Home – New Forums Money matters Raising funds by selling shares to friends, fools and customers Reply To: Raising funds by selling shares to friends, fools and customers

Tim Ahern
  • Total posts: 16
alex_hill, post: 228442, member: 76908 wrote:
Sorry, but I can’t help but comment on the value of your offer before giving some advice. Based on your offer you are valuing your company at $500k. With a turnover of $100k (and no info provided on costs/profit) there better be something big and almost guaranteed on the horizon for me to consider that offer as a “steal”. The general rule of thumb for valuing a small business is between 0.5 and 4 times EBITDA (plus inventory), depending on the industry. Being software related the valuation is likely to be on the lower end of the scale due to the lack of physical assets and rapid technological change will can lead to product obsolescence much faster than other industries.

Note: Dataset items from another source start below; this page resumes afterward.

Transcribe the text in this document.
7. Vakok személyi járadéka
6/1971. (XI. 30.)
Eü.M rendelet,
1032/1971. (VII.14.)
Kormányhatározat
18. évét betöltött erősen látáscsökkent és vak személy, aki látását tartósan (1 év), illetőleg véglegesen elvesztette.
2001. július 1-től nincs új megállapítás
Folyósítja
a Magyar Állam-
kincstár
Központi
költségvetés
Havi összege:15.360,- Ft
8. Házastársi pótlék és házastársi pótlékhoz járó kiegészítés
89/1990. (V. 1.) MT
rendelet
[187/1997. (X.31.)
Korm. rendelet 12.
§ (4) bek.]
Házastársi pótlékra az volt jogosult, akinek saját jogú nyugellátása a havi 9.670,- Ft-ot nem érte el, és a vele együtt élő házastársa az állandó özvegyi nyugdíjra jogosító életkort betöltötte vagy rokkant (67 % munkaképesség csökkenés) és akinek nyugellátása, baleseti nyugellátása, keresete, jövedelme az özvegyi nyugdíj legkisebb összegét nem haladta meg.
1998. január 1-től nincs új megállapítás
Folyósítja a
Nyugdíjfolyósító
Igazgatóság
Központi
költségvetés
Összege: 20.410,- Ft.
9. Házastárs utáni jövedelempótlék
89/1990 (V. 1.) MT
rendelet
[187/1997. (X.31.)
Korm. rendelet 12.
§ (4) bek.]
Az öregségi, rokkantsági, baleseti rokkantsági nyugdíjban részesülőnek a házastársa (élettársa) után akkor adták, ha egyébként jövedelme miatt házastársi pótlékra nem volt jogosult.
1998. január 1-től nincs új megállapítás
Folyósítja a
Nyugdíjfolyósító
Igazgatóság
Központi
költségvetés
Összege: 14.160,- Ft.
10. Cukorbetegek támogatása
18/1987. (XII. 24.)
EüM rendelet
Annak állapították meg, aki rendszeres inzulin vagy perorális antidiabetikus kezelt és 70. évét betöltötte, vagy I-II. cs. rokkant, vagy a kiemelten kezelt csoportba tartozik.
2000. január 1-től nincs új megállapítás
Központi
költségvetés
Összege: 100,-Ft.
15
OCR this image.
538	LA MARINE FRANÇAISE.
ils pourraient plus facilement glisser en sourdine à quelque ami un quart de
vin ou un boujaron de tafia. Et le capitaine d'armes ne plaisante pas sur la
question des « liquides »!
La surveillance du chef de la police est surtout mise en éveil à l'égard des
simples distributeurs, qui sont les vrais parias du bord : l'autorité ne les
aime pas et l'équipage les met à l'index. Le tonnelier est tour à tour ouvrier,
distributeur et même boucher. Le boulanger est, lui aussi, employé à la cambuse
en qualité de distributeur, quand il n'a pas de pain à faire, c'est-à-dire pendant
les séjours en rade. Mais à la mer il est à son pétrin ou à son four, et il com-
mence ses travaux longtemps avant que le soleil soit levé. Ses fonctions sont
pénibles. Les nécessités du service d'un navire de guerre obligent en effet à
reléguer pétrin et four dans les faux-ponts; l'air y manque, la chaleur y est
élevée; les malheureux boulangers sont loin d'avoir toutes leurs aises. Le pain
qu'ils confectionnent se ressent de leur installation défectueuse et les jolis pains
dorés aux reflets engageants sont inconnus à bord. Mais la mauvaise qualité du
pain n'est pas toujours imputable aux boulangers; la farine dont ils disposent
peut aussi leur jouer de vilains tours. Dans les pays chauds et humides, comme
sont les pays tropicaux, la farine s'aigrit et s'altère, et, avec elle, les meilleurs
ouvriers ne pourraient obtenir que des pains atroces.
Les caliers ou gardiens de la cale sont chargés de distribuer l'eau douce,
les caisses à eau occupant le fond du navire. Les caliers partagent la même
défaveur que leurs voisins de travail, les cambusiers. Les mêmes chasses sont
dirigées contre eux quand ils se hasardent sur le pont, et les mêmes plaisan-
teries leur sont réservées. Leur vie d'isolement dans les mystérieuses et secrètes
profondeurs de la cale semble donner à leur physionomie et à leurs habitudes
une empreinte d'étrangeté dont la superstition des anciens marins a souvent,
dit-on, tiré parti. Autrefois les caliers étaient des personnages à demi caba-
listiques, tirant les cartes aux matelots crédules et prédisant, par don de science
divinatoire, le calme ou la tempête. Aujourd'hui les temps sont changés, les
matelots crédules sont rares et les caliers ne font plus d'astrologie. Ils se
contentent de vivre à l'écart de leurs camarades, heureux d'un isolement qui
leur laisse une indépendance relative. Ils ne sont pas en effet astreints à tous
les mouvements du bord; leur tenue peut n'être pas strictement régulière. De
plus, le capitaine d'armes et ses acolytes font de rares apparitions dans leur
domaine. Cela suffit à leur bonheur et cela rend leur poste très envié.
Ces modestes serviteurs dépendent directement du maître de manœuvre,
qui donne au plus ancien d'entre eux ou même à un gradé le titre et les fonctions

Either way, what you are looking at doing is very complex and I doubt someone could draft up the requirements for less than 1k – especially with an agreement that will cover all the possible loopholes around the redeemable component of the shares.

You also need to consider an exit strategy for the purchasers of these shares – considering they are not going to be traded on the ASX they are not considered a liquid asset. While the proposed conditions of a potential 100% profit in 12 month may be attractive, without a marketplace to dispose of those shares your customers may be a bit hesitant to buy in.

That said, you know your business and your customers better than I do, so if they happen to like the idea then it is a viable way of raising funds – but don’t try and do it on the cheap as it could end up costing you a lot more in the long run.

Thanks Alex. I hope this also helps WebDeve but i have always wondered what the rule of thumb is for selling a small business. Your .5 to 4 EBITDA rule is now firmly stuck into my head.